O mundo desabou sobre a minha cabeça, talvez seja a frase mais ouvida por quem recebe o diagnóstico de que é seropositivo ao VIH. Aconteceu comigo e com tantos outros companheiros que tenho conhecido ao longo destes anos de infecção.
Desde há muitos anos, na altura em que a Sida para mim era uma miragem e algo que só acontecia aos outros, uma coisa que me fascinava era a implosão de edifícios antigos que em segundos eram transformados num monte de entulho sem qualquer utilidade que tinha que ser removido para que o espaço ocupado pelo velho edifício pudesse ser utilizado de novo.
Permitam-me a comparação com a notícia de que estamos infectados com o VIH, em que o edifício antigo era a nossa vida antes da infecção e que de um momento para o outro foi transformada num amontoado de sucata. Depois do primeiro embate e de limparmos todo o lixo amontoado fica um terreno vazio que é a nossa vida como seropositivos nos primeiros tempos da infecção.
Agora temos duas atitudes a tomar uma delas é ficar a pensar que o edifício antigo ou seja a nossa vida antes do VIH era excepcional, mas o certo é que o mesmo deixou de existir. A outra atitude é pensarmos em construir um novo edifício mais belo e funcional do que o anterior, e para isso temos de fazer um novo projecto vendo quais os defeitos que o anterior tinha para os podermos corrigir.
A infecção pelo VIH não é o fim de tudo. Temos de a encarar como uma oportunidade única para construir uma vida diferente melhor do que a anterior e posta ao serviço dos outros. Se pensarmos desta maneira de forma genuína e se perdermos os medos que estão escondidos dentro de nós, poderemos ganhar nova vontade de viver e construir o novo edifício em tudo mais belo do que o anterior.

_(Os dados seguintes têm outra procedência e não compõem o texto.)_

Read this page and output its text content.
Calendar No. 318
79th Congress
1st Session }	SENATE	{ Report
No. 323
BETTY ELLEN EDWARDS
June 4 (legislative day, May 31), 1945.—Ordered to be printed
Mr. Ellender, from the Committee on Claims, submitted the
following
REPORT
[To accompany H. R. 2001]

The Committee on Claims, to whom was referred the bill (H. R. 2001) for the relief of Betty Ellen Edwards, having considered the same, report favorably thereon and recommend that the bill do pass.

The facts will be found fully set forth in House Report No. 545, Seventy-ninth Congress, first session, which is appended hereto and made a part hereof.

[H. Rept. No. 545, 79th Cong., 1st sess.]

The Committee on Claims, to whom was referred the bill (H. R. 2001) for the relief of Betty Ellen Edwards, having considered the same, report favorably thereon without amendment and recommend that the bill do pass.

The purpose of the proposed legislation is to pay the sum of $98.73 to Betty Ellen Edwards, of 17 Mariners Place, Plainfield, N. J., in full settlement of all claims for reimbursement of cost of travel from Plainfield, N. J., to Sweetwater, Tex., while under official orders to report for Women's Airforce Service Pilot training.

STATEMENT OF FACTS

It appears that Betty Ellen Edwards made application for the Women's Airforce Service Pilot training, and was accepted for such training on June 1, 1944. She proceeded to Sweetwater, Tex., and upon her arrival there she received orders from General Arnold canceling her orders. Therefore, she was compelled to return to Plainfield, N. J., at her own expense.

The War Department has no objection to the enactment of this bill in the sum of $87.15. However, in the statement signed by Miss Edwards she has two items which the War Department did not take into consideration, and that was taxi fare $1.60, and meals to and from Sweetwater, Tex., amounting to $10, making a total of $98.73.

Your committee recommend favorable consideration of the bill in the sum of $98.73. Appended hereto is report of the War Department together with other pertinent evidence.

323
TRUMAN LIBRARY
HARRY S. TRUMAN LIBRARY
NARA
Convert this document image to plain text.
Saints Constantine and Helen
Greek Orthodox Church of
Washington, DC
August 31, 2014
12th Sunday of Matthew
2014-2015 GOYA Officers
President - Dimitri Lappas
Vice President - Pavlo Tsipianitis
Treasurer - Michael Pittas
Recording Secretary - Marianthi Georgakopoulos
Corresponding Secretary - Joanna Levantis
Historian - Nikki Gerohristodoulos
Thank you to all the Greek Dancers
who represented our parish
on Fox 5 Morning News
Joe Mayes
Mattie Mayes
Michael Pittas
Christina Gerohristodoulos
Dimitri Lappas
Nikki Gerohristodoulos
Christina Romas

Claro que é difícil falar para um “newbie”, acerca disto numa altura em que as suas mentes estão ocupadas com pensamentos como a desgraça, a morte, os efeitos secundários dos medicamentos e tantas outras coisas, mas estou à vontade em escrever sobre o assunto pois já passei pelo mesmo assim como tantos outros companheiros que estão infectados alguns dos quais há mais de 20 anos.
Há um numero de passos chave que devemos dar logo no inicio para nos libertarmos da carga negativa que temos sobre os nossos ombros e que é o VIH. Comecemos com a partilha do nosso sentir, dando a conhecer a nossa situação a um familiar próximo ou a um amigo com quem possamos conversar abertamente do nosso problema. É um passo perigoso pois na vida antes da infecção por vezes não tivemos a oportunidade de avaliar a intensidade dessa amizade ou laço familiar e por vezes podemos ter uma surpresa desagradável, pois as pessoas não estão preparadas para a notícia e até pode acontecer que aquilo que queríamos ficasse fechado nesse círculo pode passar para fora e o nosso problema agrava-se, portanto devemos ter muito cuidado.

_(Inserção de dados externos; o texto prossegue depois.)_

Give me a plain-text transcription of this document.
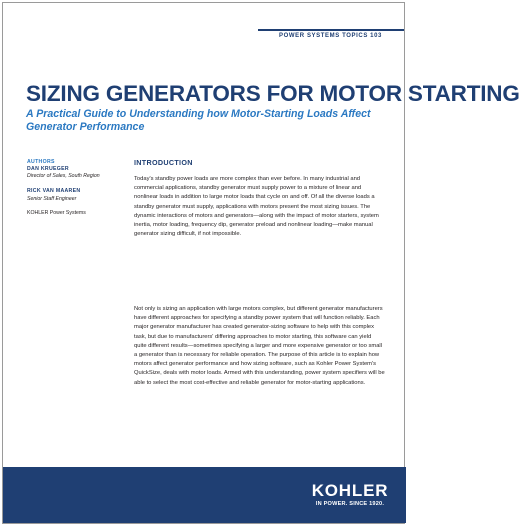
POWER SYSTEMS TOPICS 103
SIZING GENERATORS FOR MOTOR STARTING
A Practical Guide to Understanding how Motor-Starting Loads Affect Generator Performance
AUTHORS
DAN KRUEGER
Director of Sales, South Region
RICK VAN MAAREN
Senior Staff Engineer
KOHLER Power Systems
INTRODUCTION

Today's standby power loads are more complex than ever before. In many industrial and commercial applications, standby generator must supply power to a mixture of linear and nonlinear loads in addition to large motor loads that cycle on and off. Of all the diverse loads a standby generator must supply, applications with motors present the most sizing issues. The dynamic interactions of motors and generators—along with the impact of motor starters, system inertia, motor loading, frequency dip, generator preload and nonlinear loading—make manual generator sizing difficult, if not impossible.

Not only is sizing an application with large motors complex, but different generator manufacturers have different approaches for specifying a standby power system that will function reliably. Each major generator manufacturer has created generator-sizing software to help with this complex task, but due to manufacturers' differing approaches to motor starting, this software can yield quite different results—sometimes specifying a larger and more expensive generator or too small a generator than is necessary for reliable operation. The purpose of this article is to explain how motors affect generator performance and how sizing software, such as Kohler Power System's QuickSize, deals with motor loads. Armed with this understanding, power system specifiers will be able to select the most cost-effective and reliable generator for motor-starting applications.

KOHLER
IN POWER. SINCE 1920.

Outro passo é tentarmos contactar pessoas seropositivas e o melhor sistema é recorrermos a associações que tenham em funcionamento grupos de auto-ajuda. Aí poderemos falar abertamente pois os nossos interlocutores têm exactamente a mesma infecção do que nós, simplesmente não lhe dão tanta importância como nós damos por já estarem estabilizados em relação à mesma.

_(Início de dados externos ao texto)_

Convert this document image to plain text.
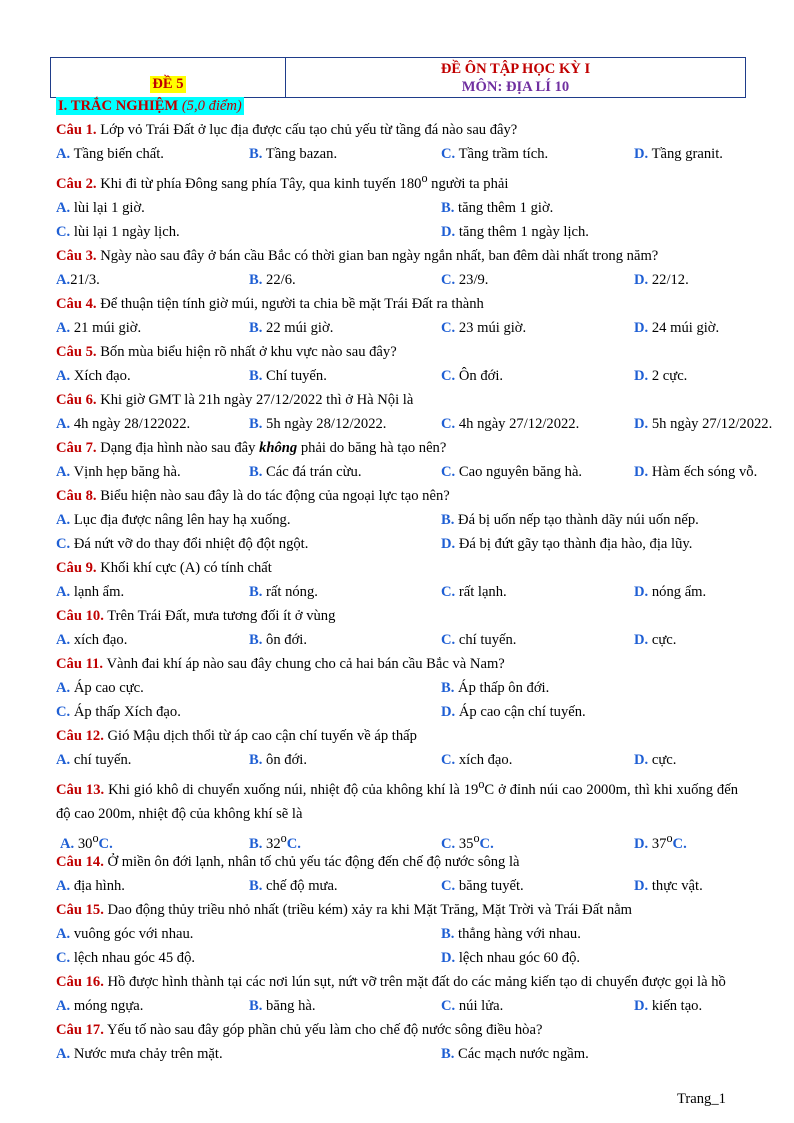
ĐỀ 5
ĐỀ ÔN TẬP HỌC KỲ I
MÔN: ĐỊA LÍ 10
I. TRẮC NGHIỆM (5,0 điểm)
Câu 1. Lớp vỏ Trái Đất ở lục địa được cấu tạo chủ yếu từ tầng đá nào sau đây?
A. Tầng biến chất.	B. Tầng bazan.	C. Tầng trầm tích.	D. Tầng granit.
Câu 2. Khi đi từ phía Đông sang phía Tây, qua kinh tuyến 180$^o$ người ta phải
A. lùi lại 1 giờ.	B. tăng thêm 1 giờ.
C. lùi lại 1 ngày lịch.	D. tăng thêm 1 ngày lịch.
Câu 3. Ngày nào sau đây ở bán cầu Bắc có thời gian ban ngày ngắn nhất, ban đêm dài nhất trong năm?
A.21/3.	B. 22/6.	C. 23/9.	D. 22/12.
Câu 4. Để thuận tiện tính giờ múi, người ta chia bề mặt Trái Đất ra thành
A. 21 múi giờ.	B. 22 múi giờ.	C. 23 múi giờ.	D. 24 múi giờ.
Câu 5. Bốn mùa biểu hiện rõ nhất ở khu vực nào sau đây?
A. Xích đạo.	B. Chí tuyến.	C. Ôn đới.	D. 2 cực.
Câu 6. Khi giờ GMT là 21h ngày 27/12/2022 thì ở Hà Nội là
A. 4h ngày 28/122022.	B. 5h ngày 28/12/2022.	C. 4h ngày 27/12/2022.	D. 5h ngày 27/12/2022.
Câu 7. Dạng địa hình nào sau đây không phải do băng hà tạo nên?
A. Vịnh hẹp băng hà.	B. Các đá trán cừu.	C. Cao nguyên băng hà.	D. Hàm ếch sóng vỗ.
Câu 8. Biểu hiện nào sau đây là do tác động của ngoại lực tạo nên?
A. Lục địa được nâng lên hay hạ xuống.	B. Đá bị uốn nếp tạo thành dãy núi uốn nếp.
C. Đá nứt vỡ do thay đổi nhiệt độ đột ngột.	D. Đá bị đứt gãy tạo thành địa hào, địa lũy.
Câu 9. Khối khí cực (A) có tính chất
A. lạnh ẩm.	B. rất nóng.	C. rất lạnh.	D. nóng ẩm.
Câu 10. Trên Trái Đất, mưa tương đối ít ở vùng
A. xích đạo.	B. ôn đới.	C. chí tuyến.	D. cực.
Câu 11. Vành đai khí áp nào sau đây chung cho cả hai bán cầu Bắc và Nam?
A. Áp cao cực.	B. Áp thấp ôn đới.
C. Áp thấp Xích đạo.	D. Áp cao cận chí tuyến.
Câu 12. Gió Mậu dịch thổi từ áp cao cận chí tuyến về áp thấp
A. chí tuyến.	B. ôn đới.	C. xích đạo.	D. cực.
Câu 13. Khi gió khô di chuyển xuống núi, nhiệt độ của không khí là 19$^o$C ở đỉnh núi cao 2000m, thì khi xuống đến độ cao 200m, nhiệt độ của không khí sẽ là
A. 30$^o$C.	B. 32$^o$C.	C. 35$^o$C.	D. 37$^o$C.
Câu 14. Ở miền ôn đới lạnh, nhân tố chủ yếu tác động đến chế độ nước sông là
A. địa hình.	B. chế độ mưa.	C. băng tuyết.	D. thực vật.
Câu 15. Dao động thủy triều nhỏ nhất (triều kém) xảy ra khi Mặt Trăng, Mặt Trời và Trái Đất nằm
A. vuông góc với nhau.	B. thẳng hàng với nhau.
C. lệch nhau góc 45 độ.	D. lệch nhau góc 60 độ.
Câu 16. Hồ được hình thành tại các nơi lún sụt, nứt vỡ trên mặt đất do các mảng kiến tạo di chuyển được gọi là hồ
A. móng ngựa.	B. băng hà.	C. núi lửa.	D. kiến tạo.
Câu 17. Yếu tố nào sau đây góp phần chủ yếu làm cho chế độ nước sông điều hòa?
A. Nước mưa chảy trên mặt.	B. Các mạch nước ngầm.
Trang_1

O segundo passo á aprendermos sobre a nossa doença e sobre os medicamentos que tomamos e das opções que temos para manter o vírus suprimido de maneira a que possamos ter uma vida com qualidade. Também não é um passo fácil pois a quantidade de informação disponível é demasiada e nós temos a tendência de guardar as partes negativas e menosprezar a parte positiva. Aqui é natural darmos relevo aos efeitos secundários da medicação e dos efeitos a longo prazo e as alterações que os medicamentos vão operar no nosso corpo tais como a lipodistrofia, aumento do colesterol e outros. Não nos lembramos das vantagens dos medicamentos em relação à reconstrução do nosso sistema imunitário, e que eles permitem-nos ter uma vida com qualidade sem que doenças oportunistas nos incomodem e possam fazer os seus estragos e eventualmente levar à morte.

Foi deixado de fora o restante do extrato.